Ma l’insegnamento di Gesù, riportato dal Vangelo, non può essere solo una lezione di galateo. Gesù non si è fatto uomo e non è andato a morire sulla croce per darci qualche regoletta per ben figurare in società. Anche questo insegnamento di Gesù ha come prospettiva la vita eterna. Questo brano, ci dice il vangelo, è una «parabola», ha un significato più profondo e più immediato di quello che appare a prima lettura: parla del rapporto dell’uomo con Dio. Questa parabola verte sulla virtù dell’umiltà, senza la quale non può esserci una vera vita religiosa. L’umiltà è quella virtù che ci fa sempre tenere presente quello che veramente valiamo, e ci comportiamo di conseguenza, evitando ogni autoesaltazione, ogni ostentazione, ogni prepotenza, ogni arrogante affermazione dei nostri diritti (che davanti a Dio – ricordiamolo sempre – sono inesistenti). Allora Dio ci esalterà e ci darà tutto, perché avremo riconosciuto il nostro reale valore, e soprattutto perché avremo riconosciuto che tutto ciò che di buono abbiamo non deriva dal nostro merito, ma dalla Grazia di Dio. Esempio perfetto di umiltà è Maria. La Vergine non dice infatti: «io non valgo niente, io sono una povera donna», riconosce il proprio valore, ma riconosce che la propria grandezza non deriva da un merito suo, ma è puro dono del Padre: nel Magnificat dice infatti «grandi cose ha fatto in me l’Onnipotente». Riconoscere che tutto ci viene da Dio: questa è la vera umiltà.
La parte finale del brano, quello che esorta a non limitarci ad invitare a pranzo chi ci è amico o coloro dai quali speriamo di ricavare qualcosa, ci insegna anche che ogni nostra azione deve avere come referente Dio, non gli uomini, e deve essere orientata ad ottenere una ricompensa da Dio, e non dagli uomini. La ricerca del tornaconto immediato non deve inquinare i nostri sforzi, il nostro lavoro, la nostra preghiera, i nostri gesti di carità. La ricerca del tornaconto immediato dice che teniamo di più alla ricompensa degli uomini che a quella di Dio. Dice che per noi è più importante essere grandi agli occhi degli uomini che agli occhi di Dio. Dice che per noi è più importante il giudizio degli uomini che quello di Dio. In sostanza dice che non abbiamo fede in Dio, che non ci importa nulla della ricompensa eterna.

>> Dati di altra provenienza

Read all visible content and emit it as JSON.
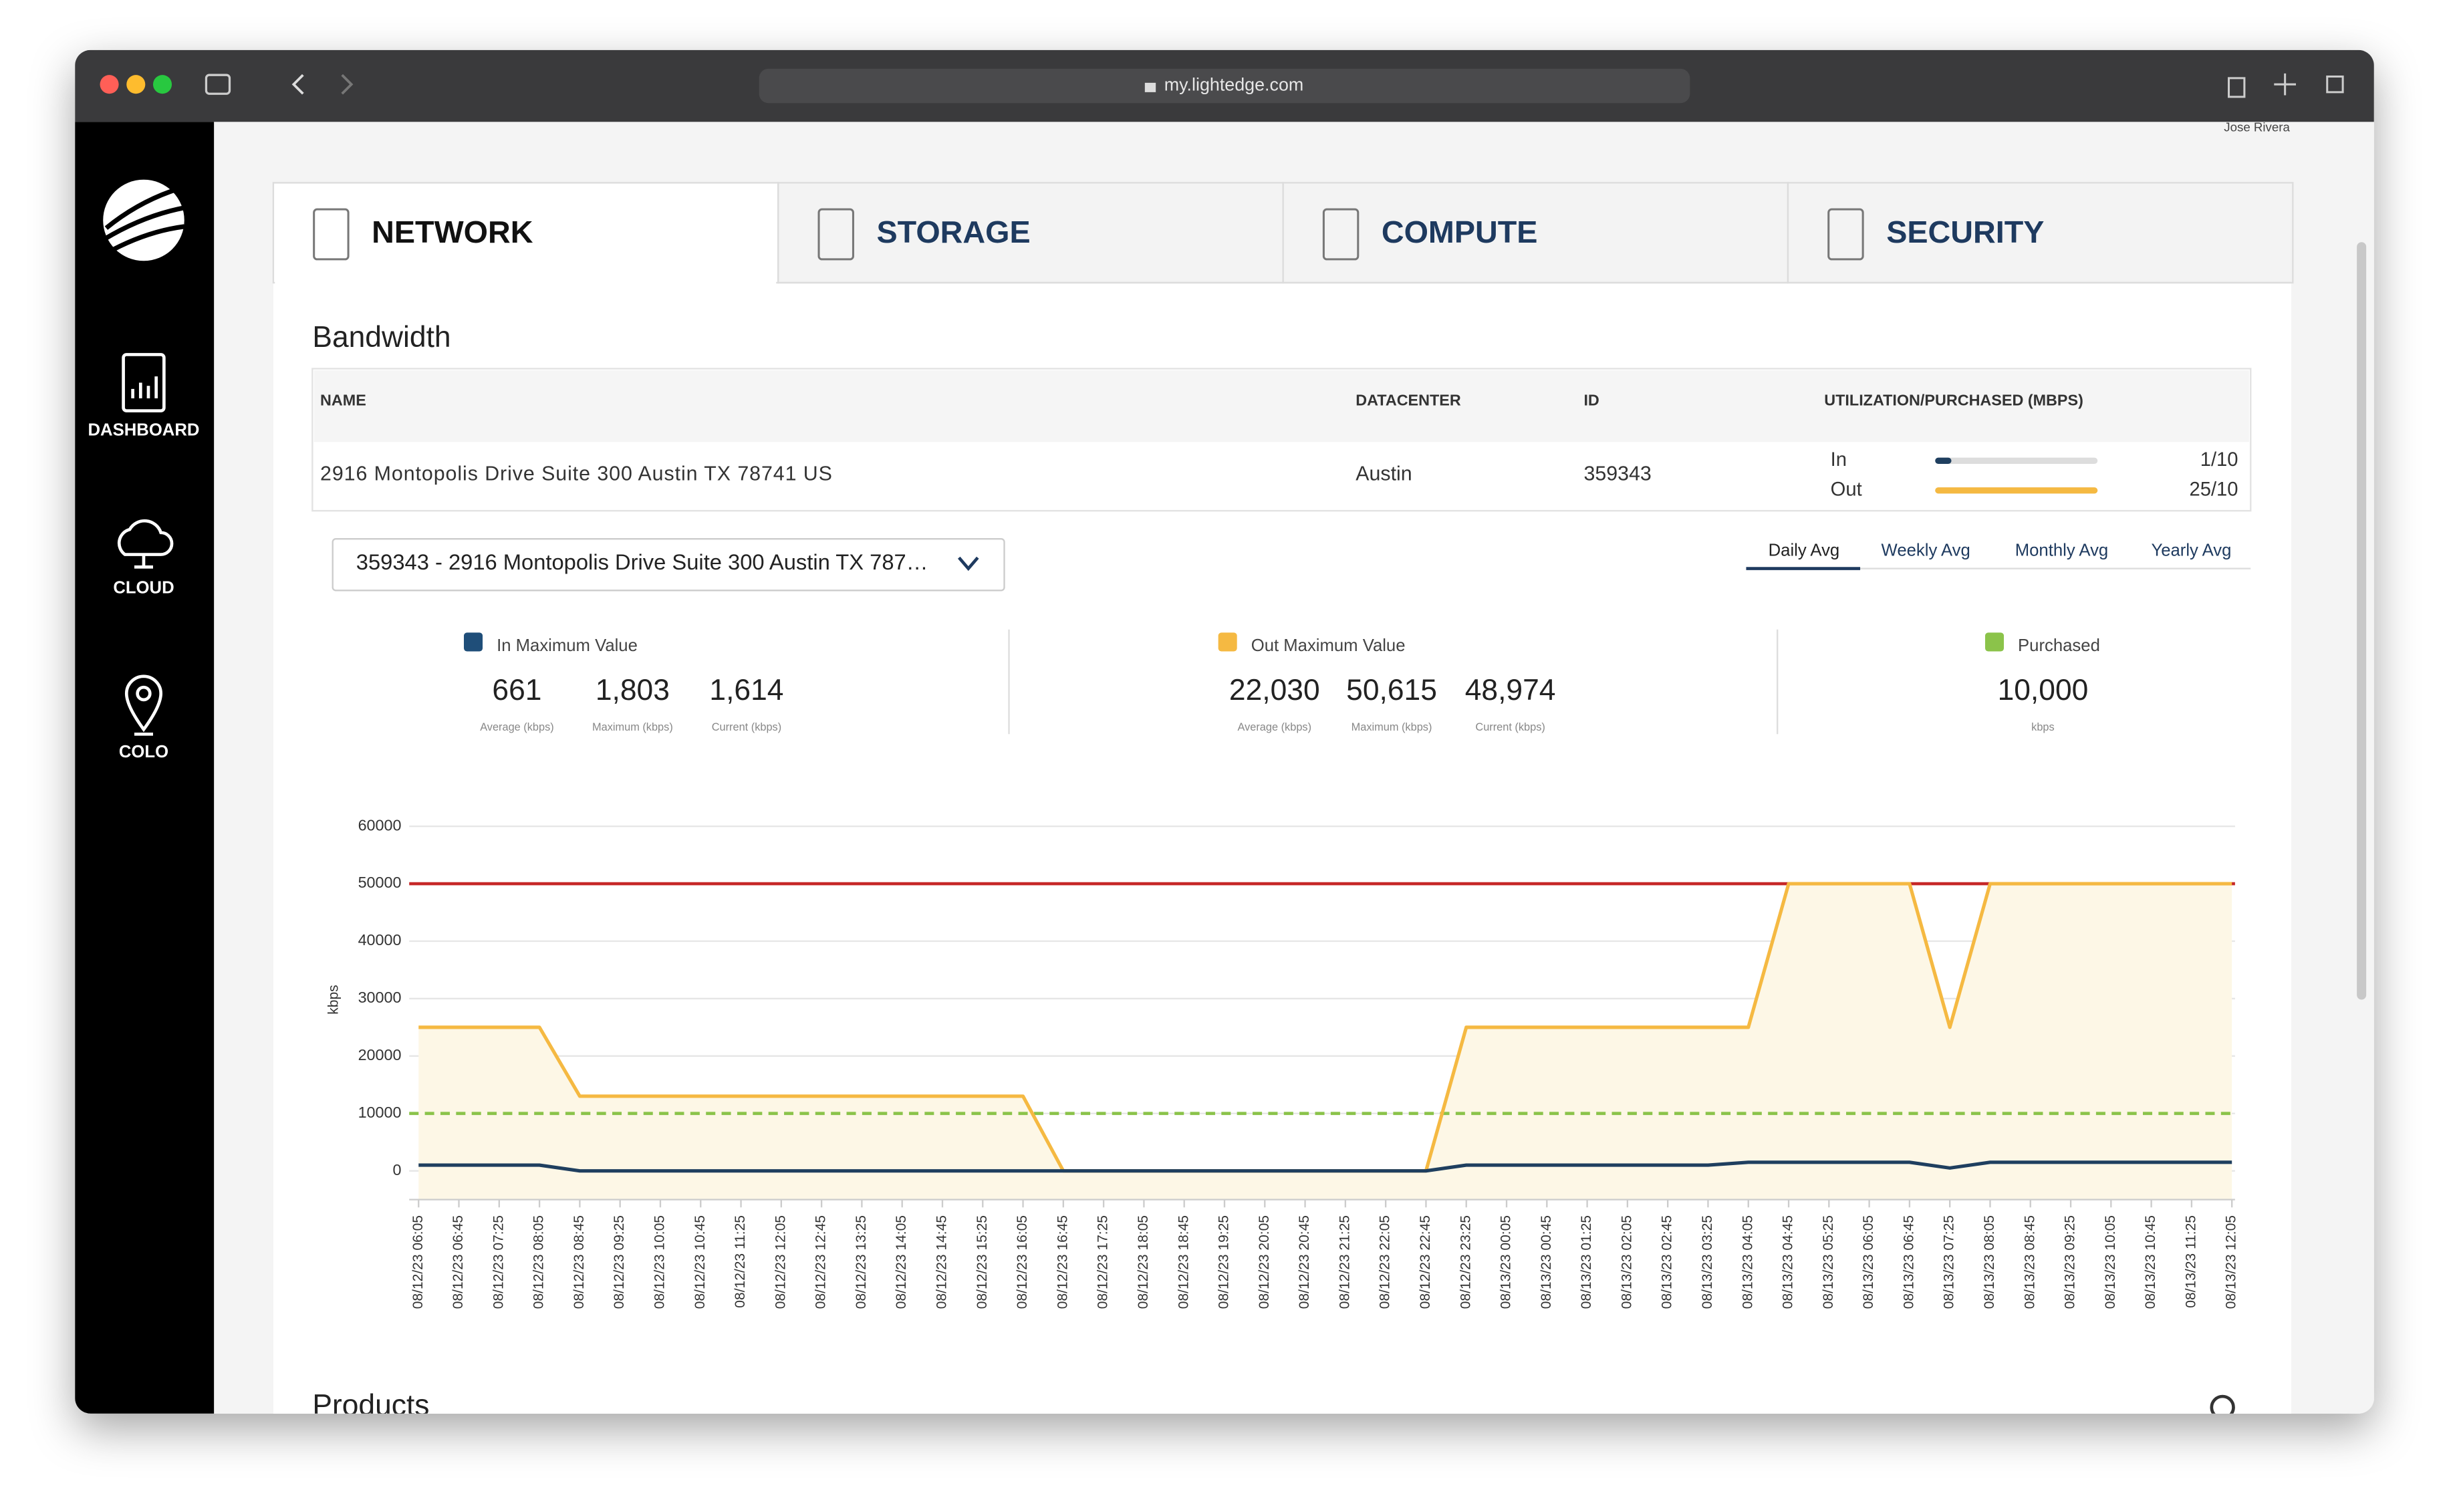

Invece avere sempre come referente Dio significa fondare la nostra vita, il nostro lavoro, i nostri sforzi su ciò che veramente vale, su ciò che non verrà mai meno e che non deluderà. Per questo il brano dice «beati»: saremo beati proprio perché avremo acquisito meriti agli occhi di Dio, che non mancherà di darci la sua ricompensa. Di Dio infatti possiamo fidarci molto più che degli uomini. Sappiamo che Dio, anche quando nella nostra vita le cose non sembrano andare come vorremmo, non ci deluderà.